Outro dos pontos de um debate — que teve uma grande componente ideológica — foi a questão da ideologia de género, que o líder do CDS já tinha feito render contra António Costa. Rui Tavares acusou o CDS de querer “criar um papão da ideologia de género” ao defender a extinção da Comissão para a Igualdade e Ideologia de Género. Rodrigues dos Santos retorquiu que, para ser “intelectualmente honesto” Tavares teria de admitir o partido que o CDS, sendo democrata-cristão, “tem todas as preocupações com esses homens e mulheres”.

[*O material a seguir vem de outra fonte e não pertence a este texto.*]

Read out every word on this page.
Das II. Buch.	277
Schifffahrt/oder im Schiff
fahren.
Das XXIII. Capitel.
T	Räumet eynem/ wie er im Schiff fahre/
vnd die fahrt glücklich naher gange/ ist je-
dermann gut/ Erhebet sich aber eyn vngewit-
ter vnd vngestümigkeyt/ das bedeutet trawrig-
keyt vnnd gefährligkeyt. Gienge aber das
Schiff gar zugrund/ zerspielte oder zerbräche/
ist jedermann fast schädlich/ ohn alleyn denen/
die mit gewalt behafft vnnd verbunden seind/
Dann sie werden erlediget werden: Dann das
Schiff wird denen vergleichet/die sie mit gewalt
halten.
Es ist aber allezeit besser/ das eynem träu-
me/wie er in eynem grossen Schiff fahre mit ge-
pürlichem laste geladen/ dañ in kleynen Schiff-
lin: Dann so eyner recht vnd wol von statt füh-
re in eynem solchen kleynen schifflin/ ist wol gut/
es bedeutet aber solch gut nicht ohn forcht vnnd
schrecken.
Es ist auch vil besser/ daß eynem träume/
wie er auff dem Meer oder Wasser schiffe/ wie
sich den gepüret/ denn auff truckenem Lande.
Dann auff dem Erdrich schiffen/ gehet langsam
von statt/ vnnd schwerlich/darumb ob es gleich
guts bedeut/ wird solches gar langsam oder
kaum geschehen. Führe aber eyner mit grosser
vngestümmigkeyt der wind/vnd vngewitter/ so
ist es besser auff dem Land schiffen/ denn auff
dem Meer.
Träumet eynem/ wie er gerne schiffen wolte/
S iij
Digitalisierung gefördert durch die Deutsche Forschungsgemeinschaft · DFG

O debate acabaria por resvalar, no sentido literal, para uma guerra religiosa. Rodrigues dos Santos atacou Rui Tavares por querer acabar com a disciplina de Religião e Moral, acusando o líder do Livre de atacar a liberdade religiosa consagrada na Constituição. Para o líder centrista, Rui Tavares promove um “laicismo radical” que “nem Soares nem Cunhal atacaram porque entenderam que este anti-catolicismo ficou enterrado na Primeira República.”
Relativamente ao facto de o Livre “quer limitar os prémios atribuídos nas próprias empresas”, Rodrigues dos Santos classificou a proposta de”comunismo puro”. E acrescentou: “Lembra o PREC, que o CDS combateu, em que Rui Tavares é o Arnaldo Matos e o Livre o MRPP”.

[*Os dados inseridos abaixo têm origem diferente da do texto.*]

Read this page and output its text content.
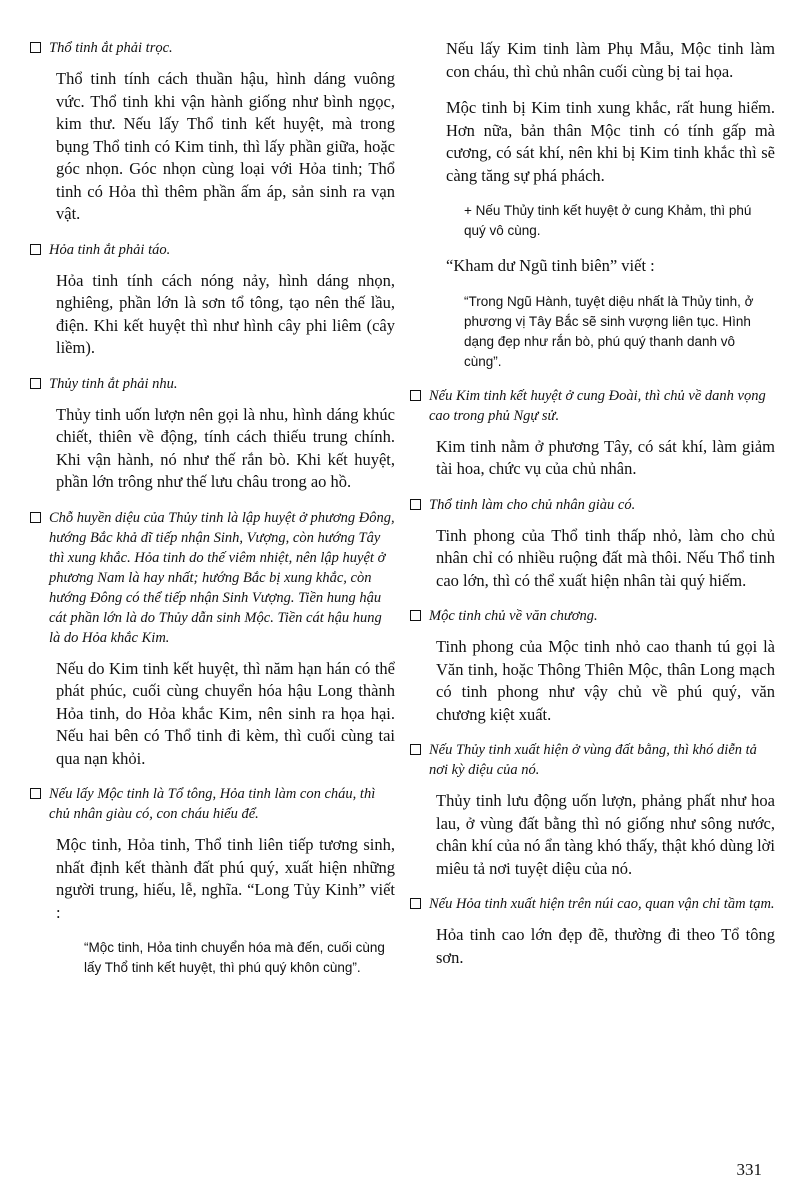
Thổ tinh ắt phải trọc.

Thổ tinh tính cách thuần hậu, hình dáng vuông vức. Thổ tinh khi vận hành giống như bình ngọc, kim thư. Nếu lấy Thổ tinh kết huyệt, mà trong bụng Thổ tinh có Kim tinh, thì lấy phần giữa, hoặc góc nhọn. Góc nhọn cùng loại với Hỏa tinh; Thổ tinh có Hỏa thì thêm phần ấm áp, sản sinh ra vạn vật.

Hỏa tinh ắt phải táo.

Hỏa tinh tính cách nóng nảy, hình dáng nhọn, nghiêng, phần lớn là sơn tổ tông, tạo nên thế lầu, điện. Khi kết huyệt thì như hình cây phi liêm (cây liềm).

Thủy tinh ắt phải nhu.

Thủy tinh uốn lượn nên gọi là nhu, hình dáng khúc chiết, thiên về động, tính cách thiếu trung chính. Khi vận hành, nó như thế rắn bò. Khi kết huyệt, phần lớn trông như thế lưu châu trong ao hồ.

Chỗ huyền diệu của Thủy tinh là lập huyệt ở phương Đông, hướng Bắc khả dĩ tiếp nhận Sinh, Vượng, còn hướng Tây thì xung khắc. Hỏa tinh do thế viêm nhiệt, nên lập huyệt ở phương Nam là hay nhất; hướng Bắc bị xung khắc, còn hướng Đông có thể tiếp nhận Sinh Vượng. Tiền hung hậu cát phần lớn là do Thủy dẫn sinh Mộc. Tiền cát hậu hung là do Hỏa khắc Kim.

Nếu do Kim tinh kết huyệt, thì năm hạn hán có thể phát phúc, cuối cùng chuyển hóa hậu Long thành Hỏa tinh, do Hỏa khắc Kim, nên sinh ra họa hại. Nếu hai bên có Thổ tinh đi kèm, thì cuối cùng tai qua nạn khỏi.

Nếu lấy Mộc tinh là Tổ tông, Hỏa tinh làm con cháu, thì chủ nhân giàu có, con cháu hiếu để.

Mộc tinh, Hỏa tinh, Thổ tinh liên tiếp tương sinh, nhất định kết thành đất phú quý, xuất hiện những người trung, hiếu, lễ, nghĩa. “Long Tủy Kinh” viết :

“Mộc tinh, Hỏa tinh chuyển hóa mà đến, cuối cùng lấy Thổ tinh kết huyệt, thì phú quý khôn cùng”.

Nếu lấy Kim tinh làm Phụ Mẫu, Mộc tinh làm con cháu, thì chủ nhân cuối cùng bị tai họa.

Mộc tinh bị Kim tinh xung khắc, rất hung hiểm. Hơn nữa, bản thân Mộc tinh có tính gấp mà cương, có sát khí, nên khi bị Kim tinh khắc thì sẽ càng tăng sự phá phách.

+ Nếu Thủy tinh kết huyệt ở cung Khảm, thì phú quý vô cùng.

“Kham dư Ngũ tinh biên” viết :

“Trong Ngũ Hành, tuyệt diệu nhất là Thủy tinh, ở phương vị Tây Bắc sẽ sinh vượng liên tục. Hình dạng đẹp như rắn bò, phú quý thanh danh vô cùng”.

Nếu Kim tinh kết huyệt ở cung Đoài, thì chủ về danh vọng cao trong phủ Ngự sử.

Kim tinh nằm ở phương Tây, có sát khí, làm giảm tài hoa, chức vụ của chủ nhân.

Thổ tinh làm cho chủ nhân giàu có.

Tinh phong của Thổ tinh thấp nhỏ, làm cho chủ nhân chỉ có nhiều ruộng đất mà thôi. Nếu Thổ tinh cao lớn, thì có thể xuất hiện nhân tài quý hiếm.

Mộc tinh chủ về văn chương.

Tinh phong của Mộc tinh nhỏ cao thanh tú gọi là Văn tinh, hoặc Thông Thiên Mộc, thân Long mạch có tinh phong như vậy chủ về phú quý, văn chương kiệt xuất.

Nếu Thủy tinh xuất hiện ở vùng đất bằng, thì khó diễn tả nơi kỳ diệu của nó.

Thủy tinh lưu động uốn lượn, phảng phất như hoa lau, ở vùng đất bằng thì nó giống như sông nước, chân khí của nó ẩn tàng khó thấy, thật khó dùng lời miêu tả nơi tuyệt diệu của nó.

Nếu Hỏa tinh xuất hiện trên núi cao, quan vận chỉ tầm tạm.

Hỏa tinh cao lớn đẹp đẽ, thường đi theo Tổ tông sơn.

331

E como na guerra vale tudo, apesar de Rui Tavares ter rompido com Joacine e Rodrigues dos Santos com Nuno Melo, até isso ambos utilizaram como pedras a atirar ao próximo (ou melhor, ao que tinham à frente). O líder do CDS disse que o facto de o candidato do Livre “ser historiador não lhe permite reescrever a história”, atirando-lhe com antiga e até agora única deputada da história do Livre: “Olhei para si e estava a ver a Joacine Katar Moreira (…) Está a praticar o joacinismo. Joacine saiu do Livre, mas o Livre ficou no Joacinismo”. E questionou, num tom provocador: Qual é o passo seguinte? Destruir monumentos? Vamos condenar a padeira de Aljubarrota por ter agredido os espanhóis? Vamos condenar o Infante Dom Henrique por não dar horas extraordinárias aos navegadores?”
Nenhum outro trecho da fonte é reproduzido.